Step-30: Remove the Rod Nuts
All connecting-rod nuts are removed at this time. Do not remove the cap until it is time to install the piston and rod. This minimizes the risk of mixing up the rod caps, which are each matched to their rod.
Step-31: Lubricate Bearings and Bolts
Lubricate the connecting rod bearing with assembly lube. Put a thin film of engine oil on the rod bolts.
Step-32: Lubricate the Cylinder Walls
Cylinder walls get either a lightweight assembly lube or 30-weight engine oil. Coat the walls with liberal amounts of lubrication.
Step-33: Cover Your Rod Bolts
Since you don’t want to nick cylinder walls or crankshaft journals, the rod bolts need to be covered with some sort of protection. Rod-bolt condoms prevent cylinder wall or crank journal nickage. Damage the crankshaft journal or cylinder wall and you can expect unnecessary time and expense machining out the damage.
Step-34: Install the Pistons & Rods
Piston-ring compressors vary in design. Seasoned builders use billet compressors that are bore-size specific, but adjustable ring compressors are cheap, easy to use, and perfect for the hobbyist. With the piston in the bore, guide the rod to the journal and carefully seat it in place. Hand-snug the rod nuts.

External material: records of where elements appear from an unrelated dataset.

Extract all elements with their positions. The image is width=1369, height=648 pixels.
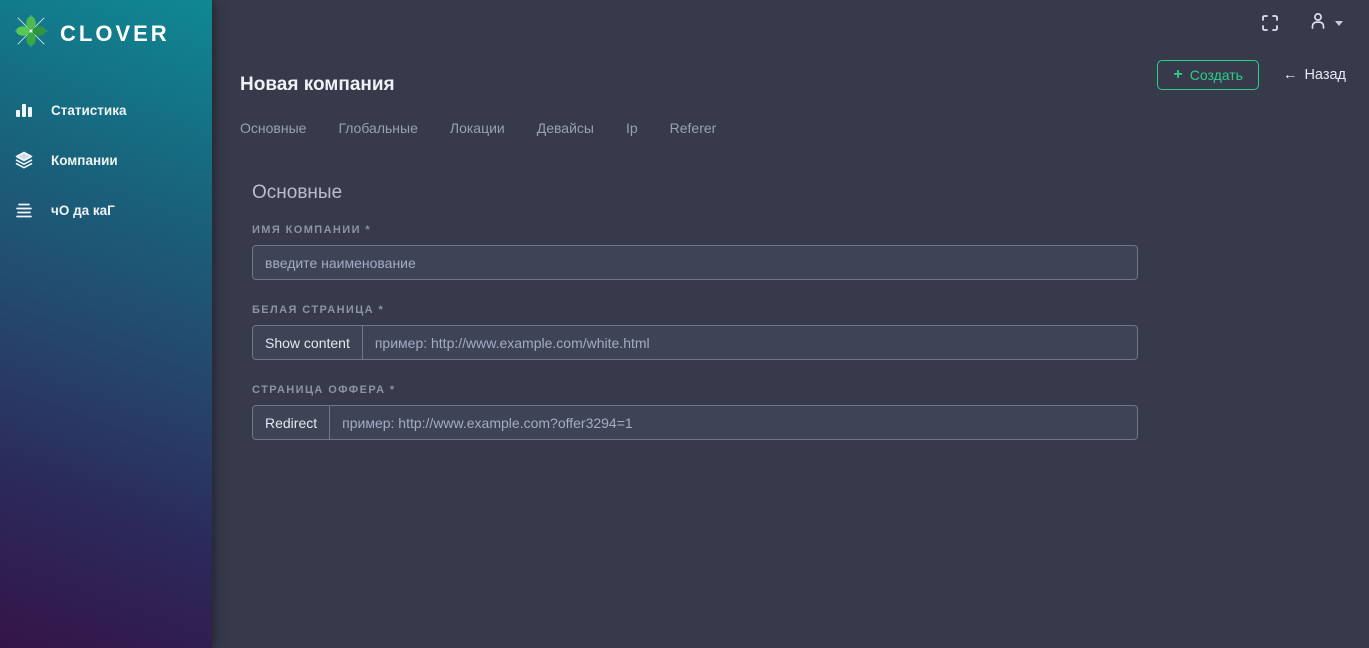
- bar-chart-icon: [14, 100, 34, 120]
- tab-osnovnye[interactable]: Основные: [240, 118, 322, 138]
- white-page-label: БЕЛАЯ СТРАНИЦА *: [252, 304, 1138, 316]
- sidebar-item-statistics[interactable]: Статистика: [0, 85, 212, 135]
- tab-bar: Основные Глобальные Локации Девайсы Ip R…: [212, 118, 1369, 138]
- white-page-input[interactable]: [363, 326, 1137, 359]
- arrow-left-icon: ←: [1283, 67, 1298, 83]
- create-button[interactable]: + Создать: [1157, 60, 1259, 90]
- company-name-input[interactable]: [252, 245, 1138, 280]
- align-lines-icon: [14, 200, 34, 220]
- offer-page-input[interactable]: [330, 406, 1137, 439]
- back-link[interactable]: ← Назад: [1283, 67, 1346, 83]
- sidebar: CLOVER Статистика Компании: [0, 0, 212, 648]
- tab-lokacii[interactable]: Локации: [434, 118, 521, 138]
- brand-logo[interactable]: CLOVER: [0, 0, 212, 65]
- page-header: Новая компания + Создать ← Назад: [212, 46, 1369, 96]
- white-page-prefix: Show content: [253, 326, 363, 359]
- header-actions: + Создать ← Назад: [1157, 60, 1346, 90]
- sidebar-item-cho-da-kag[interactable]: чО да каГ: [0, 185, 212, 235]
- topbar: [212, 0, 1369, 46]
- sidebar-item-label: Статистика: [51, 103, 126, 118]
- sidebar-item-label: чО да каГ: [51, 203, 115, 218]
- fullscreen-icon[interactable]: [1260, 13, 1280, 33]
- tab-ip[interactable]: Ip: [610, 118, 654, 138]
- section-title: Основные: [252, 182, 1138, 204]
- white-page-input-group: Show content: [252, 325, 1138, 360]
- tab-referer[interactable]: Referer: [654, 118, 733, 138]
- clover-logo-icon: [12, 12, 50, 55]
- form-section: Основные ИМЯ КОМПАНИИ * БЕЛАЯ СТРАНИЦА *…: [252, 182, 1138, 440]
- main-content: Новая компания + Создать ← Назад Основны…: [212, 0, 1369, 648]
- plus-icon: +: [1173, 68, 1182, 82]
- sidebar-nav: Статистика Компании чО да к: [0, 85, 212, 235]
- company-name-field: ИМЯ КОМПАНИИ *: [252, 224, 1138, 280]
- offer-page-prefix: Redirect: [253, 406, 330, 439]
- sidebar-item-companies[interactable]: Компании: [0, 135, 212, 185]
- layers-icon: [14, 150, 34, 170]
- user-menu[interactable]: [1308, 11, 1343, 36]
- offer-page-label: СТРАНИЦА ОФФЕРА *: [252, 384, 1138, 396]
- offer-page-field: СТРАНИЦА ОФФЕРА * Redirect: [252, 384, 1138, 440]
- company-name-label: ИМЯ КОМПАНИИ *: [252, 224, 1138, 236]
- chevron-down-icon: [1335, 21, 1343, 26]
- brand-name: CLOVER: [60, 21, 170, 47]
- tab-devaisy[interactable]: Девайсы: [521, 118, 610, 138]
- create-button-label: Создать: [1190, 67, 1243, 83]
- back-link-label: Назад: [1304, 67, 1346, 83]
- user-icon: [1308, 11, 1328, 36]
- page-title: Новая компания: [240, 74, 395, 96]
- sidebar-item-label: Компании: [51, 153, 118, 168]
- offer-page-input-group: Redirect: [252, 405, 1138, 440]
- white-page-field: БЕЛАЯ СТРАНИЦА * Show content: [252, 304, 1138, 360]
- tab-globalnye[interactable]: Глобальные: [322, 118, 433, 138]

Step-35: Torque the Rod Bolts (Torque Fasteners)
Torque 5/16-inch rod bolts to 19 to 24 ft-lbs. When you are working with 3/8-inch rod bolts, torque them to 40 to 45 ft-lbs. Remember to use lubrication on these bolts prior to torquing.
Step-36: Degree the Cam (Professional Mechanic Tip)
It’s time to degree the short block. We degree an engine because we want to determine both valve and piston timing events. Using the information provided by the cam card, we determine valve timing events by running the crankshaft two full revolutions. With a top-dead-center indicator (a dial indicator), we determine true piston location. This helps us determine compression height.
Step-37: Check the Stroke
With the pistons and rods installed, we can confirm the 289’s short 2.87-inch stroke. The 302 has a 3.00-inch stroke. The taller-deck 351W and 351C have a 3.50-inch stroke.